Robuster Tag-Träumer: ‚Les Contes d`Hoffmann‘ in der Deutschen Oper Berlin****

Zu Beginn von Jacques Offenbachs letztem Bühnenwerk (Paris 1881) sitzt in der neuen Fassung der Deutschen Oper der Dichter Hoffmann am linken  Portal der sonst noch dunklen Bühne und lauscht den – nicht sichtbaren – Chören der Weingeister. Dann erscheint in weiß-fließendem Gewand seine Muse und verspricht dem trunksüchtigen Dichter, ihn auf seinem weiteren Weg zu begleiten – in Gestalt seines Freundes Nicklausse. Die Bühne wird sanft hell, Wände gleiten herein oder (aus dem Bünenhimmel) herab und bilden permanent neue,  bläuliche, sparsam beleuchtete Räume: die karge Studenten-Kneipe von Lutter & Wegner, in der Hoffmann seine Erzählungen mit dem Lied vom Klein-Zack beginnt, dann das schmal zulaufende, hohe Labor des Physiker Spalanzani mit dessen Tochter-Puppe Olympia im dunklen Hintergrund, das dämmrig-surreale Treppenhaus der kranken Sängerin Antonia und der mit Riesen-Spiegeln verzierten Luxus-Salon der venezianischen Kurtisane Giulietta.

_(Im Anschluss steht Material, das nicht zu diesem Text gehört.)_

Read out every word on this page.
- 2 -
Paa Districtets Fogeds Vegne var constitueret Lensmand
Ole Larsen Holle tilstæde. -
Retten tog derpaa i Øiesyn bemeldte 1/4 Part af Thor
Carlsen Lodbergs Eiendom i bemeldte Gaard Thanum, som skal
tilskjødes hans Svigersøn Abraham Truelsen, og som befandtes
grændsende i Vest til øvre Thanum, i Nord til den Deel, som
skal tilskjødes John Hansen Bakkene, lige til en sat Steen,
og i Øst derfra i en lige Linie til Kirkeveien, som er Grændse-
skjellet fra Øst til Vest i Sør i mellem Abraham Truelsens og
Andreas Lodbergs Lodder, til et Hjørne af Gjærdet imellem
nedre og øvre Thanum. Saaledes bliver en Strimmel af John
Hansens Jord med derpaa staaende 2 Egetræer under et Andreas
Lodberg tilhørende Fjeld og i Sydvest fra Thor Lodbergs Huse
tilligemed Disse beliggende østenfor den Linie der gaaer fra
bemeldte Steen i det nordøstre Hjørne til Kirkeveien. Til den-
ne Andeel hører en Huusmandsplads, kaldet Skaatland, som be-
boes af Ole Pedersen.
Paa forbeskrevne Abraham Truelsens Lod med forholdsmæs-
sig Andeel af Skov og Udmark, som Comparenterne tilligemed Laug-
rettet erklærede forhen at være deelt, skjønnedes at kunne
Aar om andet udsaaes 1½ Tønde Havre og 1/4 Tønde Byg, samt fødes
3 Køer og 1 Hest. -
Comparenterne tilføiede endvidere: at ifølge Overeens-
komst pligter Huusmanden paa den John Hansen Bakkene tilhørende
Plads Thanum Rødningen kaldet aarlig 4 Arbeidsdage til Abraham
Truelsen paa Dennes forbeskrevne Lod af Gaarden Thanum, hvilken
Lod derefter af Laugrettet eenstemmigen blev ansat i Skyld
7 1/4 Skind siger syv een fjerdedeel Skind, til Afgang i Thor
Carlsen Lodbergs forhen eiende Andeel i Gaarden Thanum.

Am Schluß dieser fantastisch-skurrilen Reise liegt Hoffmann  – wie zu Beginn –  am linken Bühnenrand jetzt sturtzbetrunken und erschöpft, aber immer noch treulich bewacht von dem wieder in Gestalt der Muse erscheinenden Nicklasse…

Der französische Regie-Star Laurent Pelly hat die kluge, kühl distanzierende  Aufführung 2005 für Lyon erarbeitet. So erfolgreich, daß sie danach auch in Barcelona und San Francisco zu sehen war und jetzt für Berlin  neu einstudiert wurde. Sie besticht durch die elegant gleitenden Bühnenbilder (von Chantal Thomas), den schlicht-vornehmen Kostümen im Stil der Enstehungszeit der Oper (vom Regisseur selbst entworfen) sowie durch eine klare, fantasievollen Bewegungsführung von Chor und Solisten. Eine Inszenierung, die konventionell erzählt und dennoch in ihrer Präsenz sehr gegenwärtig und theatertauglich wirkt.

Vor allem aber dient sie der Musik, die hier unter dem italienischen Dirigenten Enrique Mazzola ganz prachtvoll zur Entfaltung kommt: Das Orchester der Deutschen Oper zeigt sich in Top-Form: detailgenau, durchhörbar, leicht unf federnd im Rhythmus, vielfarbig im Klang. Vor allem aber stützen und begleiten Dirigent und Orchester die große und heftig agierenden Sängerschar sehr feinfühlig und sensibel.

Der schwedische Tenor Daniel Johansson singt und spielt einen (zu ?) kraftvollen Hoffmann, die rumänische Sopranistin Cristina Pasaroiu beherrscht die Koloratur der Olympia ebenso perfekt wie den lyrisch-vollen Ausdruck von Antonia und Giulietta. Prachtvoll in seiner tiefen Baß-Stimme und überzeugend in den vier verschiedenen Rollen als Bösewicht: der Italiener Alex Esposito. Die Haus-Mitglieder Irene Roberts (Muse/Nicklasse) und Gideon Poppe (Chochenille, Franz) vervollständigen das attraktive Solisten-Ensemble. Den mächtigen Chor hat Jeremy Bines bestens vorbereitet.

Clou des mit vier Stunden etwas lang geratenen Abends ist jedoch im zweiten Akt der ungewöhnliche Auftritt der Olympia, die zunächst mit puppenartigen Bewegungen ihre berühmte Zwitscher-Arie beginnt. Doch mit der ersten Koloratur schwebt sie plözulich steil nach oben, ohne daß sie dabei von irgendwelchen Seilen gezogen würde. Und immer weiter schwebt sie im Takt der Musik hoch und nieder, im Schwung der Musik mal nach rechts, mal nach linkts. Die Zuschauer in der Deutschen Oper reagieren verblüfft und mit unterdrückten Ah`s und Oh`s.. Erst während der letzten Strophe läßt der Regisseur den Trick erkennen: Olympia trägt einen großen, weiten Rock, der verbirgt, daß sie auf einem Stuhl sitzt, der von einer langen Stange und einer damit verbundenen  Apparatur hinter dem scharzen Vorhang geteuert wird – ein Theater-Trick, der schon zu Offenbachs Zeiten für Verblüffung sorgte. Der Beifall in der Deutschen Oper war enorm.